La primera sentencia de la Jurisdicción Especial para la Paz, JEP, en contra de la antigua cúpula de las extintas Fuerzas Revolucionarias de Colombia, Farc, por la política de secuestros que extendieron por todo el país y que dejó al menos 21.396 hechos victimizantes, no se puede analizar de forma superficial. El discurso no puede ser ligero. Ni mucho menos político. Merece más profundidad, madurez y sobriedad de todos los sectores del país; sin embargo, también admite críticas y reparos. No es para menos. Y mucho más cuando los cuestionamientos son lanzados por las propias víctimas.

Las cosas al grano: Rodrigo Londoño Echeverri, Pablo Catatumbo Torres Victoria, Pastor Lisandro Alape Lascarro, Milton de Jesús Toncel Redondo, Jaime Alberto Parra Rodríguez, Julián Gallo Cubillos y Rodrigo Granda Escobar fueron condenados por hacer del secuestro, según la JEP, una política criminal que seguía tres patrones: financiar su organización armada, presionar al Estado colombiano para un intercambio de prisioneros y ejercer control social y territorial.

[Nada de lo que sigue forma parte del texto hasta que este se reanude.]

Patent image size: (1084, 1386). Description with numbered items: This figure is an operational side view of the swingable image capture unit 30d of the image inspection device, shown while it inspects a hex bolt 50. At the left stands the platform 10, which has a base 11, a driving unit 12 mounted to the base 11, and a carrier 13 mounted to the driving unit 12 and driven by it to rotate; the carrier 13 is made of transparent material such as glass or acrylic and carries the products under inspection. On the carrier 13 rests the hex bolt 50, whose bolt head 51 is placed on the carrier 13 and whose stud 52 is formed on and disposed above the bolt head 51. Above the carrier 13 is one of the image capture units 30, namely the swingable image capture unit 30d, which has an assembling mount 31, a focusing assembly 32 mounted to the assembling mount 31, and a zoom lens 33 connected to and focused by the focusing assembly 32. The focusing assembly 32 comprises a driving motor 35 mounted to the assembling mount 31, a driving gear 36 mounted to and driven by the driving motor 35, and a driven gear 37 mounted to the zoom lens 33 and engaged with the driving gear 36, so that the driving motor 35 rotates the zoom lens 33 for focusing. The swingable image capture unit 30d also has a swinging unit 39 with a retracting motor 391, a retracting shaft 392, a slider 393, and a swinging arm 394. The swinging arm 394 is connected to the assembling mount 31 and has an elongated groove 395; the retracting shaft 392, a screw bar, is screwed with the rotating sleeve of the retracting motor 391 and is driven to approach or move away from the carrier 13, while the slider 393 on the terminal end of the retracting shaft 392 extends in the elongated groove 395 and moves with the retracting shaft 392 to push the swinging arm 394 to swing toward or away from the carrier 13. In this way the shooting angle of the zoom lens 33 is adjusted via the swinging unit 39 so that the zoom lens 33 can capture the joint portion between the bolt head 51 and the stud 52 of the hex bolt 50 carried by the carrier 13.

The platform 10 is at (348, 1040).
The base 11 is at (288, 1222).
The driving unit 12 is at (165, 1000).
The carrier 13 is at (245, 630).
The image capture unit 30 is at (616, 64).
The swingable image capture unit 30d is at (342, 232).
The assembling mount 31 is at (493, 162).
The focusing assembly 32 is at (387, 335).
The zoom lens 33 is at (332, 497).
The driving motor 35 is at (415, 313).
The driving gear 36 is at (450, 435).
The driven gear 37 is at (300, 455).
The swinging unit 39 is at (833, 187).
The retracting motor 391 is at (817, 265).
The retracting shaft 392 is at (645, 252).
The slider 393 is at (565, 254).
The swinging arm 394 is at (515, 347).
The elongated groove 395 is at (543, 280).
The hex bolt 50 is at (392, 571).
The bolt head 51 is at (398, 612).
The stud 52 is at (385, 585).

Debido a lo anterior, el tribunal les impuso ocho años que deberán cumplir a través de proyectos restaurativos. Sí, es cierto, no pagarán cárcel, pero ese reclamo, que tiene toda la validez y la legitimidad, no es una decisión de última hora ni una maniobra de beneficio por parte de los magistrados. Tampoco puede utilizarse como bandera política con el objetivo de sacar réditos electorales de cara a los comicios del 2026. Ese sapo, difícil de tragar, según las palabras del expresidente Juan Manuel Santos, ya se sabía desde 2016, cuando el Estado colombiano firmó la paz con el grupo guerrillero con el objetivo de ponerle fin al conflicto, reparar a las víctimas y revelar la verdad de los horrores de muchos años de violencia en el país. Y, en este aspecto, también hay que hacer honor a la verdad: estos tres puntos tampoco se han cumplido del todo.

En medio de la polarización, hay que reconocer que la decisión es un hito histórico, pues los exjefes guerrilleros nunca habían rendido cuentas ante la justicia ordinaria sobre los crímenes de lesa humanidad que habían cometido. Además, según el tribunal, no existía registro sobre “las dinámicas que alimentaron las atrocidades, los impactos psicosociales en las víctimas y sus familias, el daño a comunidades y territorios y las políticas que los hicieron posibles”. Es un avance, sí, que aunque no borra el sufrimiento, al menos, desde donde se mire, reconoce el sufrimiento de ayer, de esa espiral de dolor que Colombia no ha podido dejar atrás.

Tras la decisión, que ya fue tomada y no hay marcha atrás, la JEP, el Estado y las organizaciones internacionales garantes del proceso de paz no deben hacer de oídos sordos y seguir tendiéndole la mano a las miles de víctimas del conflicto que –en medio de su dolor infinito– se han mostrado excépticas, defraudadas y, en algunos casos, traicionadas por el fallo condenatorio. No se les puede dejar de lado. Sus posturas tienen sus razones, por lo que es necesario –para evitar nuevos casos de revictimización– que las diferentes instancias en mención de estos procesos den luces más claras sobre las labores que, de ahora en adelante, llevarán a cabo los antiguos jefes guerrilleros. En este sentido, aunque la JEP explicó que los miembros de la cúpula de las Farc tendrán visitas presenciales y supervisión en tiempo real mediante dispositivos electrónicos, no hay certeza sobre si gozarán de un rango de movilidad en el país.

Las dudas, además, aumentaron porque la JEP fue enfática en explicar que no están encargados de definir procedimientos de contratación ni asumir responsabilidad disciplinaria o fiscal en la administración de recursos para el cumplimiento de las sanciones en mención. Es el Gobierno Nacional, bajo el liderazgo del presidente Gustavo Petro, el que está obligado a garantizar los recursos, una preocupante situación si se tienen en cuenta los actuales problemas de caja del ejecutivo. Hay que seguir avanzando, pero sin cometer más errores. Que la verdad aflore y no quede a medias, como lamentan muchas víctimas.